In July, Michael Michalowicz, who writes books about entrepreneurship (which I have heard are very good; “The Pumpkin Plan” is on my to-read list) wrote a blog post titled “Take Your Profit First, Always.”
The gist of the post is, instead of looking at profitability as “Income minus Expenses = Profit” you should flip the formula. “Income minus Profit = Expenses.”
Pay yourself first, then spend money on expenses. As the author says:
In practice, as deposits from sales come in a predetermined percentage, for example 15%, is immediately transferred to a separate profit account. The remainder is available for the business leader to run business as usual. The business owner will see his available cash (which has had the profit already deducted) and make decisions accordingly. The new equipment purchase may be delayed, or a more cost effective alternative may be found. A new hire won’t be made because the money is not there, and perhaps the entrepreneur will conclude was unnecessary in the first place.

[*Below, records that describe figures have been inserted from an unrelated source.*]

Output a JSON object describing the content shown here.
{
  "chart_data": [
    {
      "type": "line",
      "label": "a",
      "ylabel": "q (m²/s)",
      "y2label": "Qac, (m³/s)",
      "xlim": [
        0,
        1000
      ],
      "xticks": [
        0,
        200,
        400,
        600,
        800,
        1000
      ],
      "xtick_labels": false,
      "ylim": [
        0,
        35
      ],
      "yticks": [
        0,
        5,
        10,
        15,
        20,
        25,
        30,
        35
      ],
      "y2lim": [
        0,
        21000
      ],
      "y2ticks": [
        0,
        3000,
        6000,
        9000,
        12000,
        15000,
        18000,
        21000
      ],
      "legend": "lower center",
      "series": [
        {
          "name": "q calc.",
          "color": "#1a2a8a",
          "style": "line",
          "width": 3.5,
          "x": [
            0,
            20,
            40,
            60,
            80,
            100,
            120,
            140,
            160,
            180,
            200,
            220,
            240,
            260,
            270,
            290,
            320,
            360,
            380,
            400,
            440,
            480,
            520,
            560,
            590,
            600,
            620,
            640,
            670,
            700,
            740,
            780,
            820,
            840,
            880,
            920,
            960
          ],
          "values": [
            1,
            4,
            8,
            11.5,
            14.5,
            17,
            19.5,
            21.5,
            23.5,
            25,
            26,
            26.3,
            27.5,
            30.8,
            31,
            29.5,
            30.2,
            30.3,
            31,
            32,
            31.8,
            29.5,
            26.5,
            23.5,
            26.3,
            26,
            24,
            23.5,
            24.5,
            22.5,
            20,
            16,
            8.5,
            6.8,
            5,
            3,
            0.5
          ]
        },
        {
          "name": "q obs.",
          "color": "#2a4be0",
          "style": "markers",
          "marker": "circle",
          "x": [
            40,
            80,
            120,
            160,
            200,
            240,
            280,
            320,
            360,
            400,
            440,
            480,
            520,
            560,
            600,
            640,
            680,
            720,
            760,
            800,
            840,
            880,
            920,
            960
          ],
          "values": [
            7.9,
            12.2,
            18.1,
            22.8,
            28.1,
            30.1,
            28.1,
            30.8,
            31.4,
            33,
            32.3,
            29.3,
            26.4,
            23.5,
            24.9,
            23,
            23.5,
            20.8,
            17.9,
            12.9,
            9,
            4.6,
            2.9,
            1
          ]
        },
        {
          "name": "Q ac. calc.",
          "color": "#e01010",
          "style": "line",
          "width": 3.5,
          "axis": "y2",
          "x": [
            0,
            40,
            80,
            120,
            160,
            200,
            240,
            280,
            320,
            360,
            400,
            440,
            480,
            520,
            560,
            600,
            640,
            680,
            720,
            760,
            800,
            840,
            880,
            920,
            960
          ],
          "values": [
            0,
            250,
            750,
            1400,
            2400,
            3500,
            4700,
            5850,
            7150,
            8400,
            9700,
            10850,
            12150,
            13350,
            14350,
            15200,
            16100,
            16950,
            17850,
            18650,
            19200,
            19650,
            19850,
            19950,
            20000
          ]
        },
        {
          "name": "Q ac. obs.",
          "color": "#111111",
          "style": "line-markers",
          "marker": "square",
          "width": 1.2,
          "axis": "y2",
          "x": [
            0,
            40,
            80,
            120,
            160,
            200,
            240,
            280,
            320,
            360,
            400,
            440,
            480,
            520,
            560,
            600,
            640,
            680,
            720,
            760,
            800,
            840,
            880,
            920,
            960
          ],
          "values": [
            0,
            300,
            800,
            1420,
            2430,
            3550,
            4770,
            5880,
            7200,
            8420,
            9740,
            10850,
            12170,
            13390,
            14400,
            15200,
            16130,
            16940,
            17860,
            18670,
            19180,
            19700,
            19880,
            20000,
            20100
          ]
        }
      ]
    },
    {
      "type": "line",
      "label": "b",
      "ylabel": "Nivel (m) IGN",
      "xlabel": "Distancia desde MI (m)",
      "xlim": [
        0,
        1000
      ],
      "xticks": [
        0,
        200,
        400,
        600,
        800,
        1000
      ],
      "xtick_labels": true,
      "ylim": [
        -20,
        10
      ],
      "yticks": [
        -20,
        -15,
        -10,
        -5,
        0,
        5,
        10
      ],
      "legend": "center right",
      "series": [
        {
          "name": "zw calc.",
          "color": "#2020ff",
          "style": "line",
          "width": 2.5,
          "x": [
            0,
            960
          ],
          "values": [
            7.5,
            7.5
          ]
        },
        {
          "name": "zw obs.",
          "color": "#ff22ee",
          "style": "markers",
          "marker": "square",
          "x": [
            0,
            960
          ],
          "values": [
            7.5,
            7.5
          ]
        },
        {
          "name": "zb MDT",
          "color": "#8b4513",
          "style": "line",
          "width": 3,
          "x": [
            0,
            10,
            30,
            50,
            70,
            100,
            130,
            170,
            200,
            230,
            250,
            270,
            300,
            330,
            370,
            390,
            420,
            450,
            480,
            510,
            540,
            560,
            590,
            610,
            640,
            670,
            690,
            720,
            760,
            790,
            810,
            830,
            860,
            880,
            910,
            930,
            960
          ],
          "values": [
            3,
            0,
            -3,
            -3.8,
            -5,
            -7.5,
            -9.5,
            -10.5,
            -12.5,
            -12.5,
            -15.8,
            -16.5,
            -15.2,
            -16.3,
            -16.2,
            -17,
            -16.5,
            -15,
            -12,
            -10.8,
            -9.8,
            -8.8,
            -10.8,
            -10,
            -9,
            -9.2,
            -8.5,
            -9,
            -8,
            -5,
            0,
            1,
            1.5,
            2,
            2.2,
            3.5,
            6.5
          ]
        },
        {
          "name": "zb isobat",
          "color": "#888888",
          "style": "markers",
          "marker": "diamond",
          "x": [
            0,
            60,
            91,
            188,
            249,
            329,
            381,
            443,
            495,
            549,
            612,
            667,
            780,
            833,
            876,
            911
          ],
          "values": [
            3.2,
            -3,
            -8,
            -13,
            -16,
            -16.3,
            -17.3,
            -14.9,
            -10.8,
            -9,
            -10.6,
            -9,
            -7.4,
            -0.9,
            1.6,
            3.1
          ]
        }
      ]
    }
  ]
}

As Mr. Michalowicz correctly points out, most of us who own businesses make decisions based on how much cash is in the bank today. By flipping the profitability formula, it forces the business owner to pay themselves first (or at the very least, to leave a reserve in the bank).
This is a great way to look at things. In fact, when I shared this article on Twitter, I stated that it was brilliant advice. But there are some cautions.

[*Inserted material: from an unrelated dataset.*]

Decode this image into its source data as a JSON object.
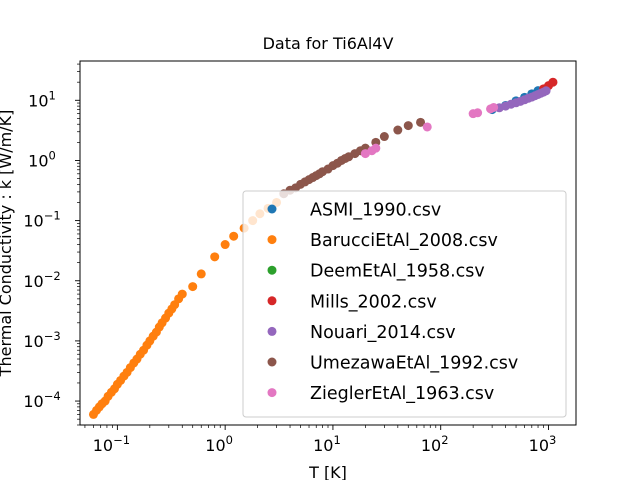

ONE: New businesses typically have legitimate expenses that are true business needs. You might have to accept a lower profit margin at first in order to get your business going. Note the key phrase is “true business needs.”
TWO: The real point of all this is: business owners need to put thought into major expenses. This means looking at the numbers and determining if you can really afford to hire an employee, or buy equipment, or upgrade software. Maybe it’s worth it to spend the money. Maybe it can wait. And maybe it’s not worth it at all.